The UK’s first commercially viable quantum accelerometer, which has the potential to revolutionalise navigation, has been developed by a team from Imperial College London (www.imperial.ac.uk) and Glasgow-based M Squared (www.m2lasers.com).

Most navigation systems today rely on a global navigation satellite system (GNSS), such as GPS, which involves satellites orbiting the Earth.

The quantum accelerometer is a self-contained system that does not rely on any external signals.

This is particularly important because satellite signals can be blocked by tall buildings, and can be jammed, imitated or denied — preventing accurate navigation.

One day of denial of the satellite service would cost the UK £1 billion.

Accelerometers measure how an object’s velocity changes over time. From this, and the starting point of the object, its new position can be calculated.

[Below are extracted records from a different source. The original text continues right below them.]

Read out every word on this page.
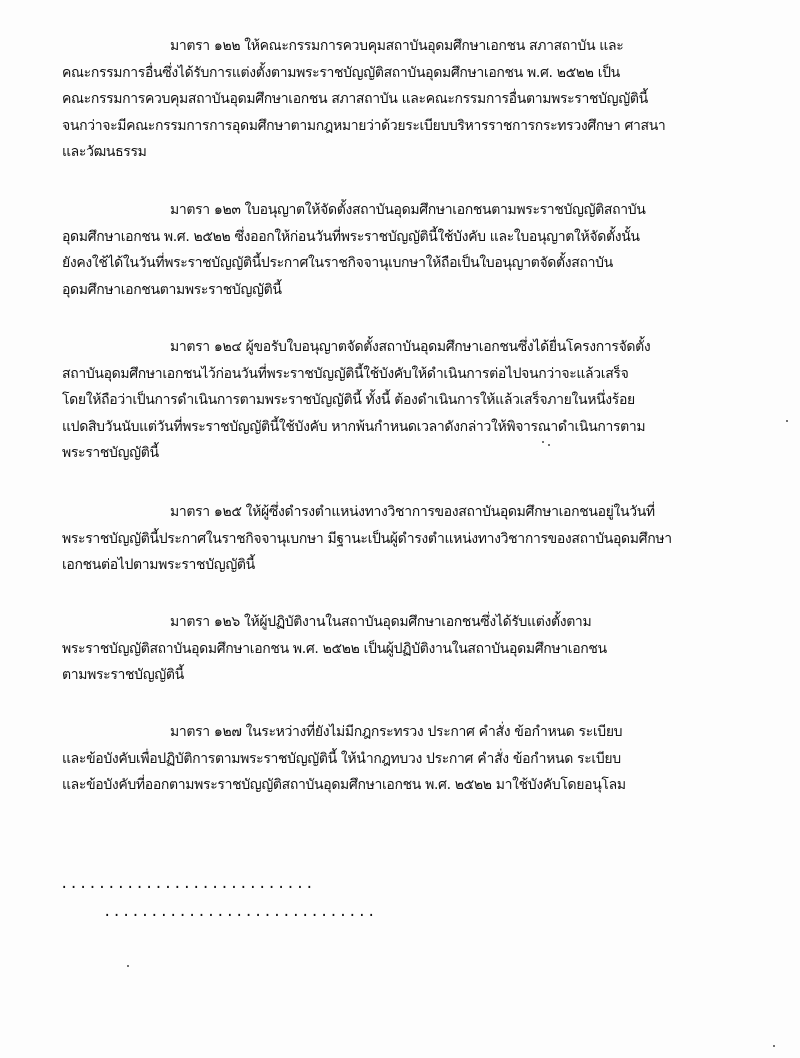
มาตรา ๑๒๒ ให้คณะกรรมการควบคุมสถาบันอุดมศึกษาเอกชน สภาสถาบัน และ
คณะกรรมการอื่นซึ่งได้รับการแต่งตั้งตามพระราชบัญญัติสถาบันอุดมศึกษาเอกชน พ.ศ. ๒๕๒๒ เป็น
คณะกรรมการควบคุมสถาบันอุดมศึกษาเอกชน สภาสถาบัน และคณะกรรมการอื่นตามพระราชบัญญัตินี้
จนกว่าจะมีคณะกรรมการการอุดมศึกษาตามกฎหมายว่าด้วยระเบียบบริหารราชการกระทรวงศึกษา ศาสนา
และวัฒนธรรม
มาตรา ๑๒๓ ใบอนุญาตให้จัดตั้งสถาบันอุดมศึกษาเอกชนตามพระราชบัญญัติสถาบัน
อุดมศึกษาเอกชน พ.ศ. ๒๕๒๒ ซึ่งออกให้ก่อนวันที่พระราชบัญญัตินี้ใช้บังคับ และใบอนุญาตให้จัดตั้งนั้น
ยังคงใช้ได้ในวันที่พระราชบัญญัตินี้ประกาศในราชกิจจานุเบกษาให้ถือเป็นใบอนุญาตจัดตั้งสถาบัน
อุดมศึกษาเอกชนตามพระราชบัญญัตินี้
มาตรา ๑๒๔ ผู้ขอรับใบอนุญาตจัดตั้งสถาบันอุดมศึกษาเอกชนซึ่งได้ยื่นโครงการจัดตั้ง
สถาบันอุดมศึกษาเอกชนไว้ก่อนวันที่พระราชบัญญัตินี้ใช้บังคับให้ดำเนินการต่อไปจนกว่าจะแล้วเสร็จ
โดยให้ถือว่าเป็นการดำเนินการตามพระราชบัญญัตินี้ ทั้งนี้ ต้องดำเนินการให้แล้วเสร็จภายในหนึ่งร้อย
แปดสิบวันนับแต่วันที่พระราชบัญญัตินี้ใช้บังคับ หากพ้นกำหนดเวลาดังกล่าวให้พิจารณาดำเนินการตาม
พระราชบัญญัตินี้
มาตรา ๑๒๕ ให้ผู้ซึ่งดำรงตำแหน่งทางวิชาการของสถาบันอุดมศึกษาเอกชนอยู่ในวันที่
พระราชบัญญัตินี้ประกาศในราชกิจจานุเบกษา มีฐานะเป็นผู้ดำรงตำแหน่งทางวิชาการของสถาบันอุดมศึกษา
เอกชนต่อไปตามพระราชบัญญัตินี้
มาตรา ๑๒๖ ให้ผู้ปฏิบัติงานในสถาบันอุดมศึกษาเอกชนซึ่งได้รับแต่งตั้งตาม
พระราชบัญญัติสถาบันอุดมศึกษาเอกชน พ.ศ. ๒๕๒๒ เป็นผู้ปฏิบัติงานในสถาบันอุดมศึกษาเอกชน
ตามพระราชบัญญัตินี้
มาตรา ๑๒๗ ในระหว่างที่ยังไม่มีกฎกระทรวง ประกาศ คำสั่ง ข้อกำหนด ระเบียบ
และข้อบังคับเพื่อปฏิบัติการตามพระราชบัญญัตินี้ ให้นำกฎทบวง ประกาศ คำสั่ง ข้อกำหนด ระเบียบ
และข้อบังคับที่ออกตามพระราชบัญญัติสถาบันอุดมศึกษาเอกชน พ.ศ. ๒๕๒๒ มาใช้บังคับโดยอนุโลม
...........................
.............................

Accelerometers have existed for some time, and they are present today in technologies like mobile phones and lap-tops. However, they cannot maintain their accuracy over longer periods without an external reference.

The quantum accelerometer relies on the precision and accuracy made possible by the properties of supercool atoms.

At extremely low temperatures, the atoms behave in a ‘quantum’ way, acting like both matter and waves.

Joseph Cotter, of the Centre for Cold Matter at Imperial College London, said: “When the atoms are ultra-cold, we have to use quantum mechanics to describe how they move, and this allows us to make what we call an atom inter-ferometer.”